Street counts provide a useful snapshot of the number of people sleeping rough on a single night but are best regarded as indicators of trends, rather than exact numbers of men and women who sleep rough. The annual estimate of the numbers sleeping out in England on any single night is published in September each year. The 2007 annual estimate found there were 248 people sleeping rough in London on a single night, which equates to around 3,000 people sleeping rough in London each year, while the 2008 figure was no better at 4,077.

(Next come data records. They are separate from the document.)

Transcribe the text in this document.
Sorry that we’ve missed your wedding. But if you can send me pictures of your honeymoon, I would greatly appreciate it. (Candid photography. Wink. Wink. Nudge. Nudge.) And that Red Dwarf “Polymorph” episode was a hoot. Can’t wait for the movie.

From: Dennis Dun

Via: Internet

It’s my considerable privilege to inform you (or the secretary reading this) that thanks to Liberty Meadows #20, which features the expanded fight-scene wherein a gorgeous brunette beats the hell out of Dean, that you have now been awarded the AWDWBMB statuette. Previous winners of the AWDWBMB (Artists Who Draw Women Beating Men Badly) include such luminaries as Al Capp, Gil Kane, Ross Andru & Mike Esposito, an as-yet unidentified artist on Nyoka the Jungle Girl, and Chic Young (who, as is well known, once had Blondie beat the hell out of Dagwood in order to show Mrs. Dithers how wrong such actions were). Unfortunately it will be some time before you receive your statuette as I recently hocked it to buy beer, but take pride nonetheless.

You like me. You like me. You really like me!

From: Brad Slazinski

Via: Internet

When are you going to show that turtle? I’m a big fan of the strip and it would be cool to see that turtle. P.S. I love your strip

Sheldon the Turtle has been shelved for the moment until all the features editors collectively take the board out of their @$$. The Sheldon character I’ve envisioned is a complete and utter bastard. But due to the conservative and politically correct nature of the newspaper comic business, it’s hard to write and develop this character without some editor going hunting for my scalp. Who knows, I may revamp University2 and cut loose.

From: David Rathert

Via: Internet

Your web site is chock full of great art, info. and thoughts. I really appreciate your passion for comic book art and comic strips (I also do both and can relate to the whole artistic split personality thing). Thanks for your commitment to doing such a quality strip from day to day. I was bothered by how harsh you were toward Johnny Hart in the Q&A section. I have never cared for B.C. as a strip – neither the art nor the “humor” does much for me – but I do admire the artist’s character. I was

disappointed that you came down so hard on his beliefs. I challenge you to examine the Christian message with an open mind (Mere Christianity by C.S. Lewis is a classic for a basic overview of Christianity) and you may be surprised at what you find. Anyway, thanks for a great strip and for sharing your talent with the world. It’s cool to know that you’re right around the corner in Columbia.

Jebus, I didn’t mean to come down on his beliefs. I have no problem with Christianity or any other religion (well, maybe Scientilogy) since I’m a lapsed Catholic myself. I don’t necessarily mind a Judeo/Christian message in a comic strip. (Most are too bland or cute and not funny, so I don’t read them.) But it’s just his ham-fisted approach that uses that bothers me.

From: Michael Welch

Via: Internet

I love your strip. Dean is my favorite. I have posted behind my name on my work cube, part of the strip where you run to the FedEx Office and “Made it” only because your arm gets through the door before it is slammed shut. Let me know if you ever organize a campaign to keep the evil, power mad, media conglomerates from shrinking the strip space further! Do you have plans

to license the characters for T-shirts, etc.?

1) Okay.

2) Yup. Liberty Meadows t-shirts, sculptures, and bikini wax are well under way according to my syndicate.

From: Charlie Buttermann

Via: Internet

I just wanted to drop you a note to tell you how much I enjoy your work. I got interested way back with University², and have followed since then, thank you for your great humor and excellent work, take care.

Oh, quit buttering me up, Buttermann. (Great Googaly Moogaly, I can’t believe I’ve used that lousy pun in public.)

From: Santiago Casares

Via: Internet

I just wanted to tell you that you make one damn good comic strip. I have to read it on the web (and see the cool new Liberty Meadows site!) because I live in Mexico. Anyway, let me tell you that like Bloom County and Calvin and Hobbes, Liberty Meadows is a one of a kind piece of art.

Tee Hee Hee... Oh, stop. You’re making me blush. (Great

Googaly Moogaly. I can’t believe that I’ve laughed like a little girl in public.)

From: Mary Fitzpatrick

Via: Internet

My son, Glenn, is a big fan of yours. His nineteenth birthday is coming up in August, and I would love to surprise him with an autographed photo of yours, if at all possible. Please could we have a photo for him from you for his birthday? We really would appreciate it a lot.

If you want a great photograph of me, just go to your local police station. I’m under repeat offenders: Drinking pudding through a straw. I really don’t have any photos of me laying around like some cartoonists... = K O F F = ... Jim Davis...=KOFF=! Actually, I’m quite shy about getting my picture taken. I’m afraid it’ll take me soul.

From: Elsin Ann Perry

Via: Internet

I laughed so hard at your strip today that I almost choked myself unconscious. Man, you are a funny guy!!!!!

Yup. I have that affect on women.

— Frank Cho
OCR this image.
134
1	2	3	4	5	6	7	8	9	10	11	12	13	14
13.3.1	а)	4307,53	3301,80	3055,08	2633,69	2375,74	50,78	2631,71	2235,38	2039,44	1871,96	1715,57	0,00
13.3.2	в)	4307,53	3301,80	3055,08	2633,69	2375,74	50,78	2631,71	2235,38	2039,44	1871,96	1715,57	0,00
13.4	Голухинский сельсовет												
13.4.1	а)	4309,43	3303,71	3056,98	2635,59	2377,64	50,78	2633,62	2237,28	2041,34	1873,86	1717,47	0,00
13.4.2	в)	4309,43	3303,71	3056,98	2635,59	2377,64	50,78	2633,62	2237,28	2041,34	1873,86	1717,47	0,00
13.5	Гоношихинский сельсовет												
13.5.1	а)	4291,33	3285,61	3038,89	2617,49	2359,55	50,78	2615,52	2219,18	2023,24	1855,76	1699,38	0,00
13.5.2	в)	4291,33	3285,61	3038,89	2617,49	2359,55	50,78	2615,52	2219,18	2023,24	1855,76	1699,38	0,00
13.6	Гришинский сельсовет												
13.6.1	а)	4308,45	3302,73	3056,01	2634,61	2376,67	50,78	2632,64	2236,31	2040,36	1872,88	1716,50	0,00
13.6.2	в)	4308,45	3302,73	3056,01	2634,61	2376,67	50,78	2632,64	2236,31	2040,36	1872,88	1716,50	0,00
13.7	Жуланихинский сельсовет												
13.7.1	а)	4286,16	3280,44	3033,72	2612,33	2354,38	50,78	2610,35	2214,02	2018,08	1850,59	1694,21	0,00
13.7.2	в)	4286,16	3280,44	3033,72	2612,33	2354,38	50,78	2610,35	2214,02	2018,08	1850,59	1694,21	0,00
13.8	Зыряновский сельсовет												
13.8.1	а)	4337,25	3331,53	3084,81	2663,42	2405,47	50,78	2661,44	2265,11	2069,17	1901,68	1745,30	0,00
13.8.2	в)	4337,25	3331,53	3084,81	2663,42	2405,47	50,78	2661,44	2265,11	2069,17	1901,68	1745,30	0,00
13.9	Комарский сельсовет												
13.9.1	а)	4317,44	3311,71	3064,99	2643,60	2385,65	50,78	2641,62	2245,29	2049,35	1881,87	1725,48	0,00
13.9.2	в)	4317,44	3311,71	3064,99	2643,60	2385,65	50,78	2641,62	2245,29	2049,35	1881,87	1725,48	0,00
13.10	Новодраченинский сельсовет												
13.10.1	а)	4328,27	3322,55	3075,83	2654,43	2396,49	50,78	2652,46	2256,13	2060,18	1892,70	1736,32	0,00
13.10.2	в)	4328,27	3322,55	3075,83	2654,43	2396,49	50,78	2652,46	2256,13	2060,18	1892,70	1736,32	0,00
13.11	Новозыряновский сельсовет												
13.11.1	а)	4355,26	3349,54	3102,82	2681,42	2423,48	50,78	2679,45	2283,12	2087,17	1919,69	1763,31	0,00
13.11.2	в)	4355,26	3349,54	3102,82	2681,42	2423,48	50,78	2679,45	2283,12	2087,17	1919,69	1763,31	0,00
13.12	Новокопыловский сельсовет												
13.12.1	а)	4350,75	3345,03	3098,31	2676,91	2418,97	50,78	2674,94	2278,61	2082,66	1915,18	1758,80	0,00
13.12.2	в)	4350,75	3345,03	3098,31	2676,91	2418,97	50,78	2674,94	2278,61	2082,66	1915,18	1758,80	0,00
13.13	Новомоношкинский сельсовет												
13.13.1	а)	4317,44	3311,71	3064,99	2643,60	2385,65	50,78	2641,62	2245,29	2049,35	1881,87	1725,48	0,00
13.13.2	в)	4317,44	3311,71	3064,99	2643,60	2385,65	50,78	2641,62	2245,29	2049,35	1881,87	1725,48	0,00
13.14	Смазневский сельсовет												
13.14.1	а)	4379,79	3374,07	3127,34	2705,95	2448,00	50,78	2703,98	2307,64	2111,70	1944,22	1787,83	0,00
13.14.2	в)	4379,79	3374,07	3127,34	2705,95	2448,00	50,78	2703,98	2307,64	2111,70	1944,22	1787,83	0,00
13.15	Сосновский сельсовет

This year homelessness has jumped by 15 per cent with Eastern Europeans, who have lost jobs and have fewer means of social support, now constitute nearly one in seven of those living without permanent shelter. The annual returns, compiled by the charity Broadway on behalf of the Government, show that 4,672 rough sleepers were counted in the capital and only around 60 per cent were UK nationals.

The Government’s target of ending rough sleeping in the capital by 2012 is unlikely to be achieved unless more is done to break the link between mental health problems and homelessness.

I now return, like any good Englishman, to talk about the weather. Why is it that every year at Christmas we open, to great publicity on television, makeshift shelters for the homeless only to close them after the holiday at a time when London’s temperature starts to fall? Even in 1788 vagrants were given straw to sleep upon?